•> 0.11 [Lilly?]

36 4 0
                                    

Hari sudah malam, malam yang sangat dingin kali ini. Terdengar suara rintik-rintik di luar sana, namun sepertinya tidak akan menjadi hujan yang deras.

Chimon yang masih diam termenung memikirkan apa yang terjadi sebenarnya pada sang adik, berdiri menghadap pintu balkon kamarnya yang terbuat dari kaca transparan. Bukan hanya satu dua kali dia melihat Mesa bertengkar dengan pria tua yang terlihat misterius tersebut.

Bahkan First yang awalnya tidak ia izinkan untuk berada di dekat sang adik pun diminta untuk menjaga Mesa. Dia tidak bisa berlama-lama mengawasi sang adik karena jam pelajaran mereka yang bertabrakan, ditambah lagi dengan jam electivenya yang sekarang di mulai lebih awal karena akan diadakan lomba antar sekolah.
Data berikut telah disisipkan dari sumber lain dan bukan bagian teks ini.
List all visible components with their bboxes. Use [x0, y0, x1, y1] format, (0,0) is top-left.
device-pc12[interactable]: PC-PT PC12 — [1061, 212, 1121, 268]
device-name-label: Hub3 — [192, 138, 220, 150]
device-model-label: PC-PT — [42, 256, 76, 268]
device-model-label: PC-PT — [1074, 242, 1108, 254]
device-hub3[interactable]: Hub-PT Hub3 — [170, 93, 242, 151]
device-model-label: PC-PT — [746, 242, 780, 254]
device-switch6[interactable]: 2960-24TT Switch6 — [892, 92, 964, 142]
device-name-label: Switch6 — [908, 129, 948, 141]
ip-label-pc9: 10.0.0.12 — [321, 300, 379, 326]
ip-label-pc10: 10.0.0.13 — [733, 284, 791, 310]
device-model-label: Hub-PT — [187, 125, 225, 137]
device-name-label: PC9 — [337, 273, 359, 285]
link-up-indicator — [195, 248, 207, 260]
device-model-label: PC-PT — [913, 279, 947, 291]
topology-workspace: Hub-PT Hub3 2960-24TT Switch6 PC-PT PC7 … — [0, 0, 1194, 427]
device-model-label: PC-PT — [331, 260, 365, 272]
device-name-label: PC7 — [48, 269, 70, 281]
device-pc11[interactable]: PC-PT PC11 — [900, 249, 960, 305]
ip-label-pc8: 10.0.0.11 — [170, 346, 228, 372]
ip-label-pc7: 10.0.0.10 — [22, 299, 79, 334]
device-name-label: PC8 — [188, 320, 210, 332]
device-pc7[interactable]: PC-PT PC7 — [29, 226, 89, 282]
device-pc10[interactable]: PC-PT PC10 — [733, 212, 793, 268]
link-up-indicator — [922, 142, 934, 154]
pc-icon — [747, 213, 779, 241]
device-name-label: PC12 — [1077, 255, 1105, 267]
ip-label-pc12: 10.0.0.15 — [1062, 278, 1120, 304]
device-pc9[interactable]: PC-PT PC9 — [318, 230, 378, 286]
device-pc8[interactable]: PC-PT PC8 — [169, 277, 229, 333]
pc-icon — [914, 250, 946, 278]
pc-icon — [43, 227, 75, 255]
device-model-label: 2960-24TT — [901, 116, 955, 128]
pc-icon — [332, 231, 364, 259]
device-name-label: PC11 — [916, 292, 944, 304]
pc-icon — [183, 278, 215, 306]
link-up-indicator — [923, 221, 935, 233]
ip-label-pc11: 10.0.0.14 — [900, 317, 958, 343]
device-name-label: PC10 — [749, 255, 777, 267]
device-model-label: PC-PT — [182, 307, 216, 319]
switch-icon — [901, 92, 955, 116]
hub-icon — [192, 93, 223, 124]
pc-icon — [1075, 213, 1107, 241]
Dari seluruh teman-temannya hanya First dan Aj JJ saja yang memiliki waktu kelas elective yang sama dengan sang adik. Tapi Aj dan JJ harus berlatih basket dan sebenarnya juga First harus berlatih karena ada lomba antar kelas nantinya. Tapi ia memohon agar bisa menjaga adiknya.

Sedikit menimang-nimang akhirnya First mengiyakan dan mulai menjaga bahkan mengawasi Mesa. Itu mengapa mereka berdua terlihat sangat dekat akhir-akhir ini. First pun melapor padanya saat ia melihat Mesa mendorong seorang pria tua yang menariknya untuk ikut bersamanya.
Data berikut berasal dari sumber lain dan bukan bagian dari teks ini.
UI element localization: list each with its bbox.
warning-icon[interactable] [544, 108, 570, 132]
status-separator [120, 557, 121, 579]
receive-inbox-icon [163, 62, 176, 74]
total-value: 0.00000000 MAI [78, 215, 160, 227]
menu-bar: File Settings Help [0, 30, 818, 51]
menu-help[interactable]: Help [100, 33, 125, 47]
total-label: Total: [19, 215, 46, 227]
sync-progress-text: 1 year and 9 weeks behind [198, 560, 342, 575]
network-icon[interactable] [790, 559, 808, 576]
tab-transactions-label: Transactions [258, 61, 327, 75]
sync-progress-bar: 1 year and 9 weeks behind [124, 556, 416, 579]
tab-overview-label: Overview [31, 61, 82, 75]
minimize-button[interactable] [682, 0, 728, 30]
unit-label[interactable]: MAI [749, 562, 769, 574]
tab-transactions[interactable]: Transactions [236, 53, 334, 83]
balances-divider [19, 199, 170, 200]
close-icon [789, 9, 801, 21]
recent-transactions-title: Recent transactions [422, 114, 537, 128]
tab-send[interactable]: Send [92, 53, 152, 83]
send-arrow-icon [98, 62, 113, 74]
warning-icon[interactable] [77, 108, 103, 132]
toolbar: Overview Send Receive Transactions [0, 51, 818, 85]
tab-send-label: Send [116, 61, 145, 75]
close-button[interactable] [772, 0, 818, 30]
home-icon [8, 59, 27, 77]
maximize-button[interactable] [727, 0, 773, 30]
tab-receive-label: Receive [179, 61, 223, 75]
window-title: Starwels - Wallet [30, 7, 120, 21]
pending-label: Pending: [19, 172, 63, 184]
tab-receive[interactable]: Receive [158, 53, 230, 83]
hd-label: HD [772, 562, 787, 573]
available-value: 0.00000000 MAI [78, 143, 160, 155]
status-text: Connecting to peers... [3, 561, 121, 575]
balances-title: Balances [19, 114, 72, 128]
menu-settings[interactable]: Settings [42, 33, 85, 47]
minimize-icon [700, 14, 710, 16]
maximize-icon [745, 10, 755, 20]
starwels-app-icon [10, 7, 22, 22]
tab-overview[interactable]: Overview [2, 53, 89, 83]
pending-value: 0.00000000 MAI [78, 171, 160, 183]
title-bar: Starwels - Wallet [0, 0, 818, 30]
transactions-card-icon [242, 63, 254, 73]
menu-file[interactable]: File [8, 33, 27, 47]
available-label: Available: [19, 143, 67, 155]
Untung saja First ada di sana dan dengan sigapnya melindungi Mesa dengan tepat waktu. Orang itu mengancam jika akan membuat Mesa jatuh kembali pada silsilah keluarga aslinya, namun Mesa menggeleng tidak terima.
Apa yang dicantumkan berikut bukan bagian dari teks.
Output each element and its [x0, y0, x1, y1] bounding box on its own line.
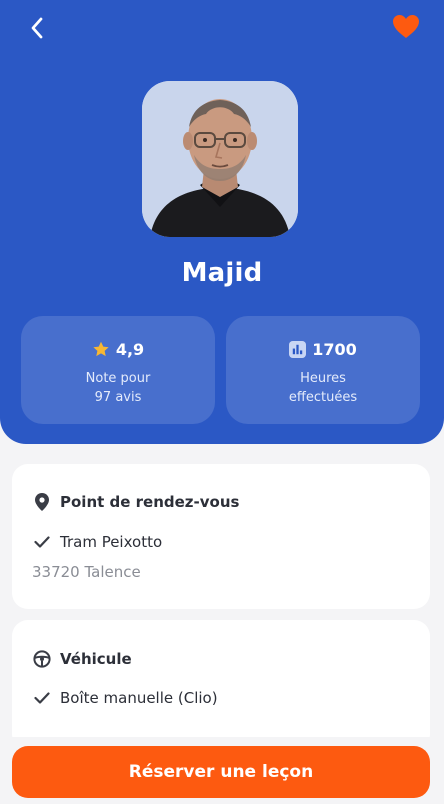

Chimon tak menceritakan tentang kejadian itu tadi pada keluarganya. Entahlah, dia merasa gundah untuk mengatakannya.

Tok tok tok!

Chimon yang masih berdiri menghadap pintu balkonnya pun menoleh pada pintu kamarnya.

"Masuk aja, gak di kunci kok!" Sahutnya. Pintu pun terbuka menampilkan kakak pertamanya yang tengah membawa sebuah kotak misterius.

"Kenapa phi?" Tanya Chimon tanpa ingin berbasa-basi.

"Bantuin phi dong. Ada penelitian dan hari senin harus di kumpulin." Pintanya lalu duduk bersila di lantai marmer yang dingin.

Chimon yang penasaran pun ikut duduk berhadapan dengan sang kakak yang meletakan kardus di tengah mereka. Dibukanya kardus tersebut dan mulai mengeluarkan alat-alat kesehatan.

Chimon memiringkan kepalanya dengan bingung. "Kenapa alat medis di taruh di kardus phi?" Bingungnya. "Bukannya jadi gak steril ya?" Sambungnya.

Mix tersenyum lalu mengangguk. "Emang jadi gak steril sih tapi ini alatnya punya P'White. Dia kirimin ke phi pakai kardus gini karna tempatnya hilang. Tapi tenang aja ini phi bakal sterilin lagi pake alkohol." Jelasnya membuat sang adik hanya mangut-mangut.

"Terus? Apa yang harus gue bantu?" Tanya Chimon lagi.

Mix tersenyum manis membuat Chimon bergidik ngeri dengan perasaannya yang sudah tidak mengenakan.

"Phi ada penelitian terhadap darah hewan. Tapi phi belum tau cara mengambil darah. Di kelas pertama phi gagal." Ucapnya.

"J-jadi?" Perasaan Chimon mulai tak enak.

"Jadi lo harus bantuin phi untuk bisa ngambil darah, biar pas praktek nanti phi bisa lulus."

"T-tapi g-gue kan gak tau caranya phi. Sana belajar aja sama P'White!" Ketakutan. Itulah yang Chimon rasakan.

"Ayolah, kau hanya harus duduk dengan tenang sedangkan phi bakal coba latihan di lengan... Ini!" Mix memegang lengan kiri Chimon yang sontak ditariknya agar terlepas dari pegangan sang kakak.

"Phi gila ya? Nong phi ini manusia bukan hewan!" Balasnya lantang yang sebenarnya juga takut diambil darahnya oleh Mix.

Mix memasang wajah memelasnya dan matanya sudah berkaca-kaca ingin menangis.